Risk ManagementMore Like This

World Risk Day Shatters the Project Myth

According to A.T. Kearney, 63 percent of projects are over budget and 74 percent are not meeting schedules. World Risk Day 2013, the second annual global forum on May 14, 2013, brought together industry thought leaders and peers to discuss the latest risk and project management ideas and best practices to understand why projects aren’t meeting schedule and budget. More than 3,200 people registered for the free World Risk Day Virtual Summit, which featured webinars from risk and project thought leaders from around the world. The webinars may be viewed at http://www.worldriskday.com.

Highlights included:

  • “Being proactive (about risk) is really important – it gives us space to think and to manage,” said David Hillson of Risk Doctor and Partners in “New Concepts in Understanding and Managing Risk in Projects.”
  • “ISO 31000 isn’t about compliance–it’s about driving business performance and best practices,” said Alex Dali, president G31000 during his presentation on “ISO 31000: A Risk Management Standard for Decision Makers.”
  • “You need an integrated, comprehensive and lean Risk Management process – ideally supported by a single tool,” said Christoph Schwager, CRO, EADS, in “Developing a Holistic Approach to Risk Management.”
  • “Collaboration is not just a nice to have–it’s fundamental to the success of the Crossrail project. Risk Management can be a win-win activity for clients and contractors alike,” said Rob Halstead, head of risk management for Crossrail in “Strategies for Successful Collaborative Risk Management with Contractors and the Supply Chain.” The Crossrail project is Europe’s largest infrastructure project, with 21km of twin bore tunnels under Central London, eight new London Underground and 28 existing surface stations upgrades.
  • “I believe the rules have fundamentally changed. Cost and schedule are no longer the greatest risks for many projects and programs–they are simply becoming manifestations of higher order risks,” said Drew Slaton, project manager of Bechtel in “High Risk Projects–A Global Perspective.”
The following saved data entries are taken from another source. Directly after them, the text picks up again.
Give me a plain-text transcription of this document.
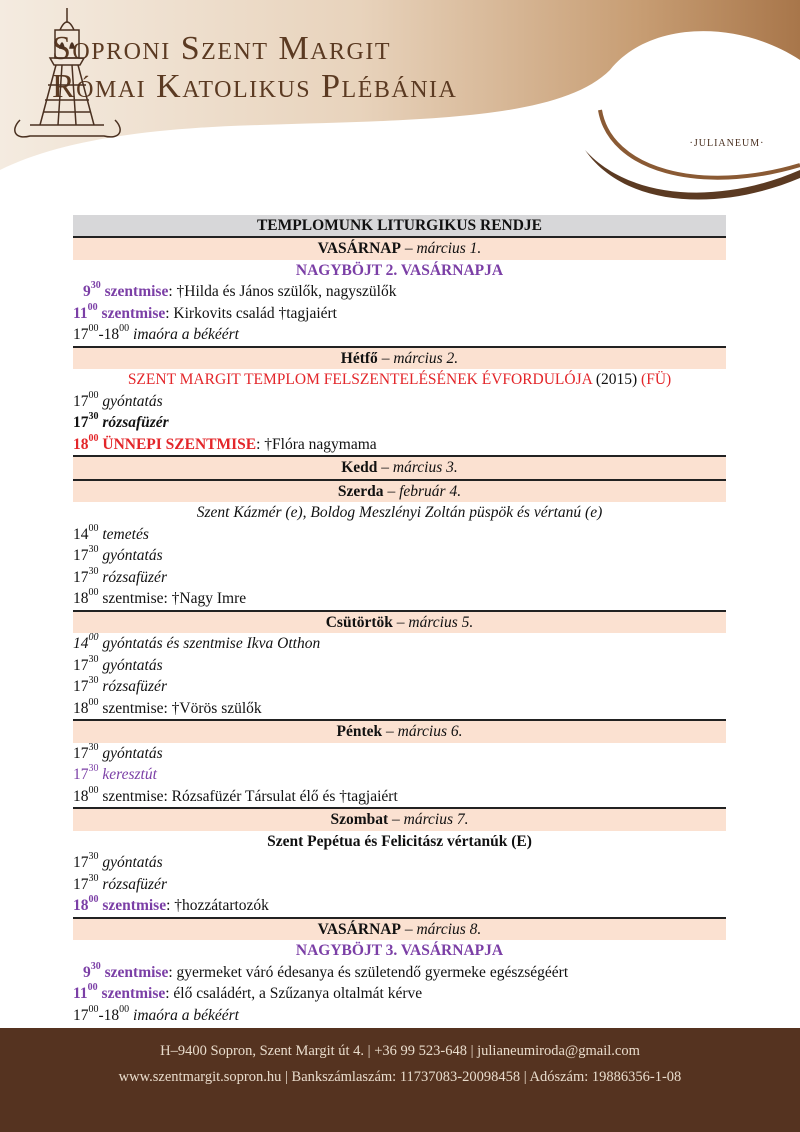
Soproni Szent Margit
Római Katolikus Plébánia
·JULIANEUM·
TEMPLOMUNK LITURGIKUS RENDJE
VASÁRNAP – március 1.
NAGYBÖJT 2. VASÁRNAPJA
$9^{30}$ szentmise: †Hilda és János szülők, nagyszülők
$11^{00}$ szentmise: Kirkovits család †tagjaiért
$17^{00}-18^{00}$ imaóra a békéért
Hétfő – március 2.
SZENT MARGIT TEMPLOM FELSZENTELÉSÉNEK ÉVFORDULÓJA (2015) (FÜ)
$17^{00}$ gyóntatás
$17^{30}$ rózsafüzér
$18^{00}$ ÜNNEPI SZENTMISE: †Flóra nagymama
Kedd – március 3.
Szerda – február 4.
Szent Kázmér (e), Boldog Meszlényi Zoltán püspök és vértanú (e)
$14^{00}$ temetés
$17^{30}$ gyóntatás
$17^{30}$ rózsafüzér
$18^{00}$ szentmise: †Nagy Imre
Csütörtök – március 5.
$14^{00}$ gyóntatás és szentmise Ikva Otthon
$17^{30}$ gyóntatás
$17^{30}$ rózsafüzér
$18^{00}$ szentmise: †Vörös szülők
Péntek – március 6.
$17^{30}$ gyóntatás
$17^{30}$ keresztút
$18^{00}$ szentmise: Rózsafüzér Társulat élő és †tagjaiért
Szombat – március 7.
Szent Pepétua és Felicitász vértanúk (E)
$17^{30}$ gyóntatás
$17^{30}$ rózsafüzér
$18^{00}$ szentmise: †hozzátartozók
VASÁRNAP – március 8.
NAGYBÖJT 3. VASÁRNAPJA
$9^{30}$ szentmise: gyermeket váró édesanya és születendő gyermeke egészségéért
$11^{00}$ szentmise: élő családért, a Szűzanya oltalmát kérve
$17^{00}-18^{00}$ imaóra a békéért
H–9400 Sopron, Szent Margit út 4. | +36 99 523-648 | julianeumiroda@gmail.com
www.szentmargit.sopron.hu | Bankszámlaszám: 11737083-20098458 | Adószám: 19886356-1-08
Additional webinars presented included:

  • “Using Risk Modeling, Analysis, and Assessment to Inform Homeland Security Policy and Strategy,” by Assistant Secretary Alan D. Cohn of the U.S. Department of Homeland Security
  • “What Lessons Can Be Learned From The World’s Top 100 Infrastructure Projects,” by Norman Anderson, president of CG/LA Infrastructure
  • “What Makes a Great Risk Manager and How Innovation Projects Influence Risk Management Success?” by Michael Lopez, senior associate of Booz Allen Hamilton
  • “Major Project Risk Management: Aligning Contractor, Owner, and Oversight Agencies,” by Dan D’Angelo, deputy chief engineer of the New York State Department of Transportation.
  • “Shattering the Project Myth–Managing Cost and Schedule Alone Doesn’t = Project Success,” by Chris Bell, CMO of Active Risk.

Top 10 Takeaways of World Risk Day

  1. Project success is not delivered by just a focus on cost and schedule alone.
  2. There is a difference between the riskiness of a project and the sum of risks on the project.
  3. Risk and opportunity are two sides of the same coin–and should be handled together.
  4. Risk management should be about improving business performance–not compliance-driven.
  5. Risk management needs to be simple, valuable and personal.
  6. It’s a win-win for owners and contractors to collaborate.
  7. Spreadsheets are NOT the solution for risk management.
  8. There needs to be a renewed debate about the relationship between the public and private sector to create the right environment for successful major infrastructure projects.
  9. Effective risk management can help to make more informed decisions on which projects to undertake–which improves delivery, budgets, and margins.
  10. Risk management is not a quarterly process–it’s an everyday activity.